There will be significant demand for standardization from the outside - from students, employers, parents, state governments, and others who actually pay for the product we produce. Fighting that battle may have unintended consequences - like further eroding support for tenure, and pushing universities to further increase the ratio of untenured to tenured faculty. I don't see an easy fix for this problem, and since faculty control the curriculum and its delivery they may be able to stonewall this issue for a very long time.
• The Social Promotion Problem: We have a model of education that focuses on standardized competencies - high schools. With the advent of "graduation tests" (under No Child Left Behind, most if not all states have some version now, usually taken starting in the 10th grade), schools are supposedly only passing students who have demonstrated the standard competencies we've decided are necessary for a high school diploma.

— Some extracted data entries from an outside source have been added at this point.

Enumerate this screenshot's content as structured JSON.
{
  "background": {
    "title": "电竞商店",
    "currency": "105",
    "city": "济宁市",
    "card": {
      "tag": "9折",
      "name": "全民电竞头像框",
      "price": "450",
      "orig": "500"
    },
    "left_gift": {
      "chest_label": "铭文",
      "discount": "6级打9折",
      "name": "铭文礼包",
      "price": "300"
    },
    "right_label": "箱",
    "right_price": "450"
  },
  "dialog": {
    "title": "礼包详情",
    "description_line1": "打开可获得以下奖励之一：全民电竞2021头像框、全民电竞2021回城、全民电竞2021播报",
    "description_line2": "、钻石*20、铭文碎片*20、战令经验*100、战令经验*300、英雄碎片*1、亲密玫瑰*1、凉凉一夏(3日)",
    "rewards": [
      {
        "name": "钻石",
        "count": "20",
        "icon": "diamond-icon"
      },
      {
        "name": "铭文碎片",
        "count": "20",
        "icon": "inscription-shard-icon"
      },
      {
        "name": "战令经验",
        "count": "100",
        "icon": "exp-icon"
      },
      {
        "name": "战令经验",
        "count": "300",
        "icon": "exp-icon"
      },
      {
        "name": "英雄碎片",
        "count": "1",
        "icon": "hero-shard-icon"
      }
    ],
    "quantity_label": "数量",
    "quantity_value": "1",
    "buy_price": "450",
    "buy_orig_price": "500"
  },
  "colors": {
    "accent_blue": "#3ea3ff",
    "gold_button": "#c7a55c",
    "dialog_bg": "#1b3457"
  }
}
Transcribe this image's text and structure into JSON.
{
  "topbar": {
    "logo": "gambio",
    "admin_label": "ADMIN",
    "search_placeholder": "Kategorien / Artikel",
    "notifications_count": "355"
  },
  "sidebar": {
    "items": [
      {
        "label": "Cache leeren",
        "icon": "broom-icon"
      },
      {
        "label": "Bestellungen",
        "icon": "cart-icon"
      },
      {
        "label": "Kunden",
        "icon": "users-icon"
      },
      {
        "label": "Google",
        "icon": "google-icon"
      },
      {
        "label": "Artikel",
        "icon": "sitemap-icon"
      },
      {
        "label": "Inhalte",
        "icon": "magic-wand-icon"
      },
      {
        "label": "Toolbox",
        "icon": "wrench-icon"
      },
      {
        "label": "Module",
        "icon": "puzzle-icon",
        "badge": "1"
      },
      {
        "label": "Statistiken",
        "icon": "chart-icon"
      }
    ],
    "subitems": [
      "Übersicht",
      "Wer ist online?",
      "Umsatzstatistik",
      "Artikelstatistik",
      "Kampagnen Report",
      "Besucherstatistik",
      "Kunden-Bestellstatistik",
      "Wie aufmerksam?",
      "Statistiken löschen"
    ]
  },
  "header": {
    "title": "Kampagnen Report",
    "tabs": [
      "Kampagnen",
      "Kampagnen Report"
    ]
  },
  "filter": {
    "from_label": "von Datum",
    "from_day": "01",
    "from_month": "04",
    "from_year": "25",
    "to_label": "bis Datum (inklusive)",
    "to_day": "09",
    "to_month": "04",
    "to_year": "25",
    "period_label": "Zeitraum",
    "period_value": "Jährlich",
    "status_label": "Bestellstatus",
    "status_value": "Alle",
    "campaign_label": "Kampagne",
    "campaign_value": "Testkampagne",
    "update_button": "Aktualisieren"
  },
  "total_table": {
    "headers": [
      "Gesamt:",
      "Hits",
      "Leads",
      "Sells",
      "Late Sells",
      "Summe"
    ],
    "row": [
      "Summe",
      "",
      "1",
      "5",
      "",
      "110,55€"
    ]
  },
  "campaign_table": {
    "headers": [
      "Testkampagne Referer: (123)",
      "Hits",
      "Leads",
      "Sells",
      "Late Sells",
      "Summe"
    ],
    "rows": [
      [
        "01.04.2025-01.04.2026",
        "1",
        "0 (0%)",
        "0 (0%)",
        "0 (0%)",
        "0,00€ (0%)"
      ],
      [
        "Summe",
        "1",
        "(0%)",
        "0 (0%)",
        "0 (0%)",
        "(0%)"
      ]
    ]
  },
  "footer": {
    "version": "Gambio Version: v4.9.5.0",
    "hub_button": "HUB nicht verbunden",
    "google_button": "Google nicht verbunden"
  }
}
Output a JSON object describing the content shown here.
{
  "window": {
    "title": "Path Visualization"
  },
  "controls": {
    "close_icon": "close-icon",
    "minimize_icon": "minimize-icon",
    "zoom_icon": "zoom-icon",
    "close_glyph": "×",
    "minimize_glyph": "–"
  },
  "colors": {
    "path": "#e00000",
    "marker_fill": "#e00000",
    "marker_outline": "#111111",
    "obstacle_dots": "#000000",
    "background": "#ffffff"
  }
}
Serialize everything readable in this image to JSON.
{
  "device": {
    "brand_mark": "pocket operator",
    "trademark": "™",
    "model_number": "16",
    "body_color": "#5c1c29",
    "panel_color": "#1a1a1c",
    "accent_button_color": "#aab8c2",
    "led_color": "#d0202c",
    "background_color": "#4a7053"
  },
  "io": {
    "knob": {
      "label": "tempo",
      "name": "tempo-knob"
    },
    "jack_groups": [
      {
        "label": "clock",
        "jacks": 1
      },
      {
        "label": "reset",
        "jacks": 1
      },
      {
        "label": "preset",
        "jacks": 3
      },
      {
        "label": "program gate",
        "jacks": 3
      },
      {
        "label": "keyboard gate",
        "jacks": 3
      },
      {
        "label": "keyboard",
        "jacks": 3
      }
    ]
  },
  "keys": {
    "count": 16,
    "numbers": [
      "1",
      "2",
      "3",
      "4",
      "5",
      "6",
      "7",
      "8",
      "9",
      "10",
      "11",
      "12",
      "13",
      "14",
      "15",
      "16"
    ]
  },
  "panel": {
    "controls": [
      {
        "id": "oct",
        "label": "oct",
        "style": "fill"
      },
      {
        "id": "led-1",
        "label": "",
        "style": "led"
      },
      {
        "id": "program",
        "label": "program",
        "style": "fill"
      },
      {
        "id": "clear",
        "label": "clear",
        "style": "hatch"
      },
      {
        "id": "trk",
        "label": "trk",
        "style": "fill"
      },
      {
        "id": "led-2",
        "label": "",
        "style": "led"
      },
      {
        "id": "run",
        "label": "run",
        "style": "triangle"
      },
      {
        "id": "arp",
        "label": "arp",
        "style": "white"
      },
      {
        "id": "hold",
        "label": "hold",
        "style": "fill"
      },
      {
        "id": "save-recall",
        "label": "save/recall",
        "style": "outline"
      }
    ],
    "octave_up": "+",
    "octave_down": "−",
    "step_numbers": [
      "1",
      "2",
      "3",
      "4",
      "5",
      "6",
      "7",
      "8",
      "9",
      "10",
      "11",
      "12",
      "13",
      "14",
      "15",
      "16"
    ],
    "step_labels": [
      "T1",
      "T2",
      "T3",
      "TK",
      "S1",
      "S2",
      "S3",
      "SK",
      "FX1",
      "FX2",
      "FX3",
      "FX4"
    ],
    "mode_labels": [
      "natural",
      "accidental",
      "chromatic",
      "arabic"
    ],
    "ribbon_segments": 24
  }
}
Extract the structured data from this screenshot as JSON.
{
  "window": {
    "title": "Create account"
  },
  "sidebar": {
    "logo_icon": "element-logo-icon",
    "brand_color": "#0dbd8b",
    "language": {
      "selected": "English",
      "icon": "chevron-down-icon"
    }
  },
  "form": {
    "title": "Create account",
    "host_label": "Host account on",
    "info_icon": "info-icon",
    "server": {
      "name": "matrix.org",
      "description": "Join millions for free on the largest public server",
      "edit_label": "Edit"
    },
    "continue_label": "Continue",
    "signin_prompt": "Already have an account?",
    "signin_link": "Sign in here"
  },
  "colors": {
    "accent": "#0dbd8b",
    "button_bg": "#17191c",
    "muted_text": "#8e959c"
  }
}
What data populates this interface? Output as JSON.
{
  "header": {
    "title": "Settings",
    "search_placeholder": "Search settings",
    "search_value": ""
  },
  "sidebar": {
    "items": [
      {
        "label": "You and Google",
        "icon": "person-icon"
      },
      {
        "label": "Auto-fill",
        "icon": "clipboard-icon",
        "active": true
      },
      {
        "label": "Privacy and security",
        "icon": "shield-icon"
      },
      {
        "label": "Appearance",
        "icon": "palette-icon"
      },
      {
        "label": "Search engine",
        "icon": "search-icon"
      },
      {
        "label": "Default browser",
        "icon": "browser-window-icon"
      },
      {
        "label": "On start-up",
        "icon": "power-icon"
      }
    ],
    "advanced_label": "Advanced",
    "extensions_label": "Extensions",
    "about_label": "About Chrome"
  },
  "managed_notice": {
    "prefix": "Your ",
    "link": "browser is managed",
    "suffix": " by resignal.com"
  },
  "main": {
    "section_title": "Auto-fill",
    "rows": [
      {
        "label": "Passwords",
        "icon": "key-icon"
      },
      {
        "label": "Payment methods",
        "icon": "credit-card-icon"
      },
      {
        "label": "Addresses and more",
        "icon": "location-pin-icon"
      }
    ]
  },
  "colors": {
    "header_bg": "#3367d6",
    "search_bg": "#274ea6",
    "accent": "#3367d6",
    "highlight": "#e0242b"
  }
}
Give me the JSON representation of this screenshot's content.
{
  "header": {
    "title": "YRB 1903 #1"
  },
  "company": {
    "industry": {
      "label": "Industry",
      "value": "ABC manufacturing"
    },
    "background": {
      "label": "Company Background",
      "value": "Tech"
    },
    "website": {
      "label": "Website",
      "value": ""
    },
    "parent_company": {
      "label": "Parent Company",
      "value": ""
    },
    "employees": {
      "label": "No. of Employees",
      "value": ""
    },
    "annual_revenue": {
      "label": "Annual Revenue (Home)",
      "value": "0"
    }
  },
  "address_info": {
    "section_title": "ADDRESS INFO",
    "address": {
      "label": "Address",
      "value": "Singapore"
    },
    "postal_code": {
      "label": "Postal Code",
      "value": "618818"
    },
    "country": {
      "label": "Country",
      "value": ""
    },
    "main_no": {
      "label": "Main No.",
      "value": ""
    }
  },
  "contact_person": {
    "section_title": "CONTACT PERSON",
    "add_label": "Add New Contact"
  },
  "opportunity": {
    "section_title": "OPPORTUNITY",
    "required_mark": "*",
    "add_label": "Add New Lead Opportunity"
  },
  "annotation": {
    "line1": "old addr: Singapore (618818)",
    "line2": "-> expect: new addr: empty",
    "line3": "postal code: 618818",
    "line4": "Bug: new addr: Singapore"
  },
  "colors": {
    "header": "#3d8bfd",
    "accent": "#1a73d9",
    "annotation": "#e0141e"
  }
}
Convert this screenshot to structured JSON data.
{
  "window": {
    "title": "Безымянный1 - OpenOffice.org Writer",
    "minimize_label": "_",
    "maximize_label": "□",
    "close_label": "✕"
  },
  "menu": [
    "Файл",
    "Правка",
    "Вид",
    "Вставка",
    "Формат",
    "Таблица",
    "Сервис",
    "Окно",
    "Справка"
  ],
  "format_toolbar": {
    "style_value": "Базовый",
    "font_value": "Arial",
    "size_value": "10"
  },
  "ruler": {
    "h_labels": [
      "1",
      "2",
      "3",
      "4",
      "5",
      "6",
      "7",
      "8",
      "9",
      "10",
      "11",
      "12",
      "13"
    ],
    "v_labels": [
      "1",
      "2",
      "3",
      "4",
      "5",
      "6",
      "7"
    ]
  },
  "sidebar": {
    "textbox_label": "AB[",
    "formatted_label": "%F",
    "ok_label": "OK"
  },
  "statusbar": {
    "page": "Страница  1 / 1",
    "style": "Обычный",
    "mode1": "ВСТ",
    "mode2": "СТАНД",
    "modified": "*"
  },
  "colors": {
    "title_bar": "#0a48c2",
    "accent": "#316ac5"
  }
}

But these tests have come up against fierce resistance from parents and others who recognize that our schooling system serves two purposes. One is indeed education - to impart knowledge and skills to our children. The other is social - to establish the individual child as a member of society based on time spent in school. Witness the social stigma attached to a 21 year old still in their junior year in high school, and you can understand what this is about - it's about "putting in the time".
So if universities manage to establish some kind of competency standards (with all the attendant complaints about "teaching to the test"), will they have the guts to stick with them? Moreover, will state legislators - who are currently on a big, loud bandwagon with the words "shorter time to degree" and "degree completion" written all over the side - have the fortitude to see success rates go down, and time to degree go up? Competency based systems sound great until somebody actually implements one - then we discover the price that has to be paid. And a lot of people don't want to pay that price.
For myself, I am all in favor of educating for ability rather than time. Nor do I, personally, have a problem with letting a student take as long as it takes to master whatever it is they're trying to master. That's the model of good martial arts education, and it works pretty well. Of course, there's not much standardization in the martial arts world, so everybody can teach to whatever standards they think best.
But since my influence is near zero, my opinion doesn't matter much. When I look at the forces arrayed against change, I have to wonder about the prospects for a credit hour replacement. I appreciate that Carnegie, which invented the darned thing for a different purpose 100 years ago, has gotten on the bandwagon. But the opposition will be steep and multifaceted. And in the end, the reigning credit hour paradigm may keep its position simply through inertia.
Given the papers I'm currently grading for my senior seminar, my students are a looong way from competency when it comes to writing.